For our test conditions, the F_en is about 2.7, and P_water is equal to 21.6. With that value, we recalculated the SWT–life curve in the PWR environment and found that the PWR data are also in reasonable agreement with the SWT predictions, as can be observed in Figure 9. The analysis shows that converting the standard NUREG/CR-6909 strain–life curve into a SWT–life appears as a powerful method to account for the mean stress effect in air and PWR environments. However, it must be recognized that the fitted curves slightly overpredict the measured fatigue lives in the PWR environment. This suggests that the relation between ${\tilde{\mathsf{\sigma }}}_{\max }$ and ${\tilde{\mathsf{\epsilon }}}_{\mathrm{a}}$ (Equation (5)) might be slightly different for the tests in LWR environments compared with the tests in air, leading to a less accurate life prediction in LWR environments.

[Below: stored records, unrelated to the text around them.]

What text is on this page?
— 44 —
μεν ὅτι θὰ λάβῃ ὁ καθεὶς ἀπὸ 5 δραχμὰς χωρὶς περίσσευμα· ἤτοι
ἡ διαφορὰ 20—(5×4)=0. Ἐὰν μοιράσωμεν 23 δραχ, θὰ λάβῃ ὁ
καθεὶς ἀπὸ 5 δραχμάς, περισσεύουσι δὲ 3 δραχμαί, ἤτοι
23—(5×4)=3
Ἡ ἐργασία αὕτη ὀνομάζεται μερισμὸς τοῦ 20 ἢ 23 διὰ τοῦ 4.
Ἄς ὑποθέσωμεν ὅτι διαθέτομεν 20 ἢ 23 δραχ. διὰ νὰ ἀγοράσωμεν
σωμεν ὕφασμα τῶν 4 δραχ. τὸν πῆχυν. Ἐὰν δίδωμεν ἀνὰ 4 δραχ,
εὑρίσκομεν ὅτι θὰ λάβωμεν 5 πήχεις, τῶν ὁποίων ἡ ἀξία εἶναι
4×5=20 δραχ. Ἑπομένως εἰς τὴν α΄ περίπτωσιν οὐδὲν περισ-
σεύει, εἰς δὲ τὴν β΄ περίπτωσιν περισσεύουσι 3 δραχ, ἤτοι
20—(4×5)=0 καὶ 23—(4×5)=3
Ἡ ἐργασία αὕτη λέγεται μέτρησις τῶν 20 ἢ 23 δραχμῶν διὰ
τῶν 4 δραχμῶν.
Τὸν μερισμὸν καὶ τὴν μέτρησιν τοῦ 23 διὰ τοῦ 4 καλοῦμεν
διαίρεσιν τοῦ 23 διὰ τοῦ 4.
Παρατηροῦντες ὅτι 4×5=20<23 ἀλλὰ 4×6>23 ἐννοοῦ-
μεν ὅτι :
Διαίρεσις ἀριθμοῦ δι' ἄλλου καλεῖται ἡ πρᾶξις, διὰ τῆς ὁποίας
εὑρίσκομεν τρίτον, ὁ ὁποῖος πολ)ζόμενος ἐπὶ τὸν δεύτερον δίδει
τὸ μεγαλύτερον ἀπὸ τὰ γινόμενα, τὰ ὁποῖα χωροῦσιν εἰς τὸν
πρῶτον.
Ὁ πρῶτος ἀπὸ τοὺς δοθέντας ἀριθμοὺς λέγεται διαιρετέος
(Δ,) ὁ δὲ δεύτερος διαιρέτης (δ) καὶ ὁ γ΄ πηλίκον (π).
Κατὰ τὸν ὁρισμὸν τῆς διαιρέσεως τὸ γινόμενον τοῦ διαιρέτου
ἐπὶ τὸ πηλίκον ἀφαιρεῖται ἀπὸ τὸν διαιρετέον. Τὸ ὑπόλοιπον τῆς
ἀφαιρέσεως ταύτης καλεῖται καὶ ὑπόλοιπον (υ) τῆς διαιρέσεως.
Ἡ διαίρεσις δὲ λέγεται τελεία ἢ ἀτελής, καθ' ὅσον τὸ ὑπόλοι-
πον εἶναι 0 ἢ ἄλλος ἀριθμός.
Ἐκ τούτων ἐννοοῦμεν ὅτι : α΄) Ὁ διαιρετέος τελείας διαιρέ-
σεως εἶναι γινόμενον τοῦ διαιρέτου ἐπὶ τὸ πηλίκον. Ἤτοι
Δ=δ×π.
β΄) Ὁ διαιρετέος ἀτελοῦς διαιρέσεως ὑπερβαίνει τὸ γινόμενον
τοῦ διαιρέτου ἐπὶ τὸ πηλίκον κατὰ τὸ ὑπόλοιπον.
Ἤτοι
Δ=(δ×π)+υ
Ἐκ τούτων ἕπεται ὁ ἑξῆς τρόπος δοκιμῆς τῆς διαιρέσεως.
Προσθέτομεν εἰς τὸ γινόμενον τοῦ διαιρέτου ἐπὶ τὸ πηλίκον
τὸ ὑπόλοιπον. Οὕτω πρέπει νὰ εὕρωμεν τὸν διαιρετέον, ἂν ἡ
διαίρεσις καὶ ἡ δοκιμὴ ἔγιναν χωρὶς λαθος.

Therefore, instead of using the SWT function given by Equation (7), one can empirically fit the SWT data with a simple Langer equation [28] to avoid establishing a relation between ${\tilde{\mathsf{\sigma }}}_{\max }$ and ${\tilde{\mathsf{\epsilon }}}_{\mathrm{a}}$:

$$\mathrm{SWT}=\mathrm{X}{\left({\mathrm{N}}_{\mathrm{f}}\right)}^{-\mathrm{n}}+\mathrm{Y}$$

(10)

keeping the power exponent n and SWT fatigue limit Y the same in both environments to make use of the F_en concept (in our case n = 0.6 and Y = 185 MPa). The Langer fits the yield somewhat better than the predictions, as can be seen in Figure 10. Furthermore, the F_en factor associated with these Langer fits was found equal to 2.8, which is consistent with the expected F_en estimated with the NUREG/CR6909 formula for the testing conditions.

Note finally that the main advantage of the SWT(N_f) approach with respect to the strain life ε_a(N_f) representation resides in the fact that all critical factors, namely ε_a, σ_m and σ_max, are considered and lumped together in a single parameter that allows correlating data obtained with any combination of these parameters.

5. Conclusions

The mean stress (+50 MPa) effects on fatigue life and possible interactions with a PWR environment were investigated with ε-controlled and L-controlled experiments. For the ε-controlled experiments and for N_f < 10⁵, a clear reduction of fatigue life in the PWR environment was found independent of the mean stress level and in good agreement with the predictions based on the F_en calculations with the NUREG/CR-6909 equation. This indicates that there is no synergistic effect between the mean stress and PWR environments. A reduction of fatigue life in the PWR environment was also found for the L-controlled tests and N_f < 10⁵.

The large scatter and uncertainty in the fatigue life for all tests performed with a smaller strain or stress amplitude leading to N_f > 10⁵ do not allow drawing firm conclusions on the conjugate effect of mean stress and the PWR environment in the HCF regime. However, it seems that environmental effects on the fatigue life disappear for the lowest amplitudes (stress or strain) tested in this study without mean stress, becoming effective again when a nonzero mean stress is applied.

An analysis based on the Smith–Watson–Topper parameter was considered. The NUREG/CR 6909 air curve was converted into a SWT–life curve using an empirical calibration between the maximum stress and strain amplitude at half-life. The SWT parameter was calculated for all tests of the program. The results obtained in air show that the NUREG/CR-6909-converted SWT–life curve correlates all the data with and without mean stress well. Similarly, the data obtained in the PWR environment fall reasonably close to the SWT–life curve, shifted by the appropriate Fen. This observation also confirms that for the conditions tested in this program, mean stress does not amplify the PWR environment effect.